Un classico è un libro che non si esaurisce alla prima lettura. Un libro che continuano a leggere diverse generazioni di lettori, perché parla agli uomini di ogni tempo. Un testo in cui troverai sempre qualcosa di nuovo. Uno scrigno che non finirai mai di scoprire. Una voce che, se saprai ascoltare, continua a parlare anche a te, e ad ogni lettura sentirai nuovo o rinnovato quello che avevi già sentito e risentito.

Versi e prose che si nascondono nelle pieghe della memoria mimetizzandosi da inconscio collettivo o individuale; opere che non si finisce mai di scoprire e riscoprire, e pare sempre che sia la prima volta ed ogni volta abbiano altro ancora da dirci; testi che rimandano a testi del passato e preannunciano il futuro; opere piccole o grandiose che sono per chi le legge una miniera inesauribile in cui ritrovare parti di se stessi e del proprio presente, in qualunque epoca o condizione si legga il loro prezioso lascito.

Un classico è una superficie riflettente in cui ti pare di intravedere anche le sagome di chi si è rispecchiato prima di te.

Da un classico trovi sempre qualcosa da saccheggiare o da imparare e una musicalità che è capace di incarnare e trascendere ogni tempo e ogni concetto.

Un classico è un tempio e un motore.

I classici sono occhiali che fanno vedere i ciechi e sentire i sordi.

I classici ci mettono in contatto con noi stessi e con la realtà che ci gira intorno.
Leggendoli ci allontaniamo dal mondo per comprenderlo meglio.

Un classico è un’estensione della nostra immaginazione; una bugia che dice la verità.

(In un certo senso ogni libro è un classico, per un lettore di classici.)

Un classico è un testo fecondo che nutre e feconda anche te che lo leggerai domani. Qualunque sia il supporto che userai per far passare dentro di te quella serie pressoché perfetta di parole.
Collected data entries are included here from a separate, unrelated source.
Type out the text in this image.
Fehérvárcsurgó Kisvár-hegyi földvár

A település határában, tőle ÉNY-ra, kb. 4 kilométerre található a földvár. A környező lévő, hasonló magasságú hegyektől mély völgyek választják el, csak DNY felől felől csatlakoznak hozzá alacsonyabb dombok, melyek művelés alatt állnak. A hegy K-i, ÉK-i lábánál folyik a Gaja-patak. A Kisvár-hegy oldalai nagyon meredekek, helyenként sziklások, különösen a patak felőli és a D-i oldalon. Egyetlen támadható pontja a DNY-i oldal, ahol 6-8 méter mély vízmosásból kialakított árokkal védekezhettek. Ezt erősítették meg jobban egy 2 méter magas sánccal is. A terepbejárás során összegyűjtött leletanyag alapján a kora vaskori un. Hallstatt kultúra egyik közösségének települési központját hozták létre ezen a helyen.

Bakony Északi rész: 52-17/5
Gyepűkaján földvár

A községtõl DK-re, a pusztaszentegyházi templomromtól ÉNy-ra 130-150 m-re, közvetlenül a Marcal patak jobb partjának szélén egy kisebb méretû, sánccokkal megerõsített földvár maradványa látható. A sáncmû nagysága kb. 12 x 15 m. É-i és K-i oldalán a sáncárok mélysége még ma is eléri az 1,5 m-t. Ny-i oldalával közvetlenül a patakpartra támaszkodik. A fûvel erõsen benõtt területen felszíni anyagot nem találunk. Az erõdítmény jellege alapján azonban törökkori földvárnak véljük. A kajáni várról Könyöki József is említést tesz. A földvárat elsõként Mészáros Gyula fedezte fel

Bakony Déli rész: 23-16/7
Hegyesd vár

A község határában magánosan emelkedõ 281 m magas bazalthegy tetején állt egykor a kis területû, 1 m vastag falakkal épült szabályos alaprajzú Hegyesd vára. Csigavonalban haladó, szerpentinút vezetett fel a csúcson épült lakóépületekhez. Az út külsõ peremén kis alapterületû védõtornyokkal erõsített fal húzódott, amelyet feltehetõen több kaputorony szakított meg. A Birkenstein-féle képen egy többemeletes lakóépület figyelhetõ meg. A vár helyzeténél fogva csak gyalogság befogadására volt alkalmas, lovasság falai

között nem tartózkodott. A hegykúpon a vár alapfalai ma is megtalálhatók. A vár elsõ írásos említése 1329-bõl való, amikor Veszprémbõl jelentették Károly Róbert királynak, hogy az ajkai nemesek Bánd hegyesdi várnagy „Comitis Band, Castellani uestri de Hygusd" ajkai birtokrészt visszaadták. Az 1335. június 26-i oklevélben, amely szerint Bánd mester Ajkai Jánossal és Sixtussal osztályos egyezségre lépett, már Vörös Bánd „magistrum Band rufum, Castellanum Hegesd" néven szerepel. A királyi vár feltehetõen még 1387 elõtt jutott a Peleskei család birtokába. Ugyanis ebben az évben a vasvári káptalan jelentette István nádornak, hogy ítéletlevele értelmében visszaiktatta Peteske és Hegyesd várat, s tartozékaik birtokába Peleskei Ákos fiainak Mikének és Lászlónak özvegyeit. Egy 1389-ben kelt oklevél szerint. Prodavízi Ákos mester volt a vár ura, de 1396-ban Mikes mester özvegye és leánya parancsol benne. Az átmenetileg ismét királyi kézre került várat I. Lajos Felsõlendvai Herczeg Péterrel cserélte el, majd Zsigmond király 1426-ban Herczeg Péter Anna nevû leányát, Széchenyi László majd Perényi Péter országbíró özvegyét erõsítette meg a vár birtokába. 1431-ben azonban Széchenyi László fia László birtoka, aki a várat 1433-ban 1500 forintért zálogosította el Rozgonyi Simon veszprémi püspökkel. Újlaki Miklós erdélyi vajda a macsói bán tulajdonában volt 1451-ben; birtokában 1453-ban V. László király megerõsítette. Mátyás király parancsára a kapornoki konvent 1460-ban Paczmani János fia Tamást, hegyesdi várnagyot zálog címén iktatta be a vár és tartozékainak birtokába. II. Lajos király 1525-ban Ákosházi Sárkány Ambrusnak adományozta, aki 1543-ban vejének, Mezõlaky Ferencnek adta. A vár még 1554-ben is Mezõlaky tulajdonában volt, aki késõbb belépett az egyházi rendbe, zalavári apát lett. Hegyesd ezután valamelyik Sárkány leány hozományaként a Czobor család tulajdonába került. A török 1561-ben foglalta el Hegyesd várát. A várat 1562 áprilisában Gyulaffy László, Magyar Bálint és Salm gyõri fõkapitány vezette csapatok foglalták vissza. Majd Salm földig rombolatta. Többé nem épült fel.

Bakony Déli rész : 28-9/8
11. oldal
In buona parte, per scrivere questa decina di paragrafetti, ho fatto mie le considerazioni, lette nel secolo scorso, di un classico di Italo Calvino sul perché leggere i classici.
Ma sono andato a memoria. E potrei aver scritto altro.

Da un classico trovi sempre uno specchio per riflettere e reinterpretare te stesso. A volte anche a prescindere da quello che c’era scritto nella versione originale.